This is Jensen's theorem.
Let $p\in{}\mathbb{R}[x]$. It is known that if $a$ is a complex root of $p$, Then $\bar a$ is also a root. In this case, we will say that the disk of diameter $aa^*$ (i.e. its diameter is the line between $a$ and $\bar a$) is a Jensen Disk of $p$ (example: http://mathworld.wolfram.com/JensenDisk.html).
Theorem: all nonreal roots of $p'$ lie in or on the boundary of one the Jensen Disks of $p$.
To prove this, let $z_1,...,z_n$ be the roots of $p$. Assume that $z$ is a nonreal root of $p'$ that is not in or on the boundary of a Jensen Disk of $p$. Note that $z$ is not a root of $p$, and thus $0=\frac{p'(z)}{p(z)}=\sum_{i=1}^n{\frac{1}{z-z_i}}$.
We shall reach a contradiction by showing that the imaginary part of $\sum_{i=1}^n{\frac{1}{z-z_i}}$ is not zero. we will do it by showing that:
(i) $sgn(\Im(\frac{1}{z-a}+\frac{1}{z-\bar a}))=-sgn(\Im(z))$ for each complex nonreal root $a$ of $p$ (which is your question (a)), and that
(ii) $sgn(\Im(\frac{1}{z-r}))=-sgn(\Im(z))$ for each real root $r$ of $p$.
Indeed, this would imply that $sgn(\Im(\sum_{i=1}^n{\frac{1}{z-z_i}}))=-sgn(\Im(z))\ne{}0$.
i) Let $a=s+ti$ be a nonreal root of $p$. Then
$$\frac{1}{z-a}+\frac{1}{z-\bar a}=\frac{1}{z-s-ti}+\frac{1}{z-s+ti}=\frac{2z-2s}{(z-s)^2+t^2}=\frac{2(z-s)((\bar z-s)^2+t^2)}{|(z-s)^2+t^2|^2}$$
Define $x\sim{}y$ if $sgn(\Im(x))=sgn(\Im(y))$. So
$$
\frac{1}{z-a}+\frac{1}{z-\bar a}=
\frac{2(z-s)((\bar z-s)^2+t^2)}{|(z-s)^2+t^2|^2}\sim{}
(z-s)((\bar z-s)^2+t^2)=$$
$$=|z-s|^2(\bar z-s)+(z-s)t^2\sim{}
|z-s|^2\cdot(-z)+z\cdot{}t^2=
(t^2-|z-s|^2)z$$
But the expression $t^2-|z-s|^2$ is negative since $z$ is not in the Jensen disk of diameter $a \bar a$. Thus $sgn(\Im(\frac{1}{z-a}+\frac{1}{z-\bar a}))=-sgn(\Im(z))$, as required.
ii).
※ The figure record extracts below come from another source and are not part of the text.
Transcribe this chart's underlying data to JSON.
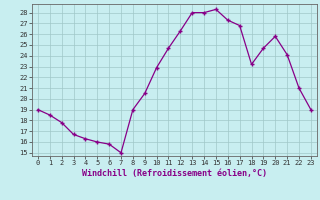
{
  "x": [
    0,
    1,
    2,
    3,
    4,
    5,
    6,
    7,
    8,
    9,
    10,
    11,
    12,
    13,
    14,
    15,
    16,
    17,
    18,
    19,
    20,
    21,
    22,
    23
  ],
  "y": [
    19,
    18.5,
    17.8,
    16.7,
    16.3,
    16.0,
    15.8,
    15.0,
    19.0,
    20.5,
    22.9,
    24.7,
    26.3,
    28.0,
    28.0,
    28.3,
    27.3,
    26.8,
    23.2,
    24.7,
    25.8,
    24.1,
    21.0,
    19.0
  ],
  "xlim": [
    -0.5,
    23.5
  ],
  "ylim": [
    14.7,
    28.8
  ],
  "yticks": [
    15,
    16,
    17,
    18,
    19,
    20,
    21,
    22,
    23,
    24,
    25,
    26,
    27,
    28
  ],
  "xtick_labels": [
    "0",
    "1",
    "2",
    "3",
    "4",
    "5",
    "6",
    "7",
    "8",
    "9",
    "10",
    "11",
    "12",
    "13",
    "14",
    "15",
    "16",
    "17",
    "18",
    "19",
    "20",
    "21",
    "22",
    "23"
  ],
  "xlabel": "Windchill (Refroidissement éolien,°C)",
  "line_color": "#880088",
  "marker": "+",
  "bg_color": "#c8eef0",
  "grid_color": "#a0c8c8",
  "axis_fontsize": 6,
  "tick_fontsize": 5,
  "label_color": "#880088"
}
Let $r$ be a real root of $p$. Then
$$
\frac{1}{z-r}-\overline{\frac{1}{z - r}}=
\frac{1}{z-r}-\frac{1}{\bar z - r}=
\frac{\bar z - z}{|z-r|^2}\sim{}\bar z - z\sim{}
-z$$
And it follows that $sgn(\Im(\frac{1}{z-r}))=-sgn(\Im(z))$, as required.
Thus, we have reached the desired contradiction.